If the location will be used in more than one scene, then you need to take a different approach. In this situation you start with a significant description, probably a single paragraph. Then, as the scenes progress you layer in more description, a line at a time.

Let’s go back to our prison cell…

Our main character has been captured and placed in a cell. He will escape at the end of the scene and that’s the last the reader will see of the cell. Therefore, the cell will appear in just one scene. However, since the scene is just in one location it is still an important location and is worthy of significant description.

In this situation, you present the description into a couple of paragraphs:

The cell was a small, perfectly square room. It was about six foot in height with each wall no more then four feet in length. There was a single window halfway up one wall. It was also perfectly square and let in a small amount of light, though it was blocked by a grill. The only other source of light was a single bulb that hung from the center of the ceiling.

Along the opposite wall was a squat bed. Its frame was steel but years of use leaving numerous scratches and knocks. On the bed was a yellow mattress mottled with strains. The only way into or out of the cell was a single, heavy grey door.

Now, let’s look at the same description but this time in a different context.

This time our main character has been locked up in the cell and will not escape until near the end of the book. The cell will be the location for a number of scenes and is, therefore, a vital location for the story. In this case the location will appear in a number of scenes. This approach is now different. When the location is first introduced we provide the reader with a significant, but not extended description. Then, as the scenes progress the writer will layer in a number of short descriptions to add texture to the location:

The cell was a perfectly square room. It was about six foot in height with each wall no more then four feet in length. There was a single window halfway up one wall. A single bulb hung from the center of the ceiling. There was a single bed, a yellowed mattress resting on a grey steel frame. The only way into or out of the cell was a single, heavy grey door.

Here you can see we have cut the initial description to a single paragraph. It is enough for the reader to form a picture in their mind’s eye.

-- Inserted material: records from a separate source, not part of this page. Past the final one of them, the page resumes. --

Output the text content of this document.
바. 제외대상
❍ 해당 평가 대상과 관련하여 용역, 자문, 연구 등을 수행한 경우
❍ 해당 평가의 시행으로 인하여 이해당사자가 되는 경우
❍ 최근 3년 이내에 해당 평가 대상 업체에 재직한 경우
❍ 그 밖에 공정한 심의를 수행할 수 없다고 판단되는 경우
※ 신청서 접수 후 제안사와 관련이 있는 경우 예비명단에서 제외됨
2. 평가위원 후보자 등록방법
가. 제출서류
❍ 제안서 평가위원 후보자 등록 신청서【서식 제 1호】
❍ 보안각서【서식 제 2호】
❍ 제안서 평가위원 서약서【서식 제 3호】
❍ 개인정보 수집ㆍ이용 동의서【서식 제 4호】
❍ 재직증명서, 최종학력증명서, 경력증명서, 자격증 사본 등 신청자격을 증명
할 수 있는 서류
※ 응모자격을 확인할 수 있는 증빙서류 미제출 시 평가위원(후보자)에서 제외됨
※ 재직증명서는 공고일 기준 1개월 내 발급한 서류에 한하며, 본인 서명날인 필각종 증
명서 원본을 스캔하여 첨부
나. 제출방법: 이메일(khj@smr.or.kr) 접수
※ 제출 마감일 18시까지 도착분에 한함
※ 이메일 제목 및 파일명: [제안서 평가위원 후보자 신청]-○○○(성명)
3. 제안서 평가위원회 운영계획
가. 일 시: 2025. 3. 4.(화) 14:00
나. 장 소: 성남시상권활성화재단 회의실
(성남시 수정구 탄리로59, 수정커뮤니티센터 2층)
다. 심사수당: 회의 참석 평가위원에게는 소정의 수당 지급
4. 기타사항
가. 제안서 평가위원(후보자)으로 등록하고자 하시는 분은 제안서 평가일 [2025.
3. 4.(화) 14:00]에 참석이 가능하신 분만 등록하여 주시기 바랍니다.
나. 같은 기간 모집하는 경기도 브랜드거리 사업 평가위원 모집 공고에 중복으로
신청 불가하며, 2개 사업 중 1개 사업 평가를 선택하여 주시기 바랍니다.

In a situation where a location will be used for a number of scenes you have a little more freedom. What you are able to do is layer in more detailed description. In this case you could write in a couple of sections where the main character examines the room. Perhaps he tests out the bed, and then looks at the window; perhaps he bangs on the door or spots some writing on the wall. In each case you would layer in more description.

For example:

John looked closely at the bed. The mattress was yellowed and mottled with stains ranging in color from blood red to deep, dark brown. He lifted the mattress. The frame was gun metal grey, though it was scratched and dented. On the left hand leg someone had started to scratch out a series of tally marks, the lines of white clearly visible. Paul counted to thirty before giving up.

This process produces a layering effect. Each time it is repeated the location is further ingrained on the reader’s mind.

Remember the key rules of thumb, when writing description are:

  • If it changes, describe it.
  • If it is trivial, then a line of description will do.
  • If it is important, then go to town with your description.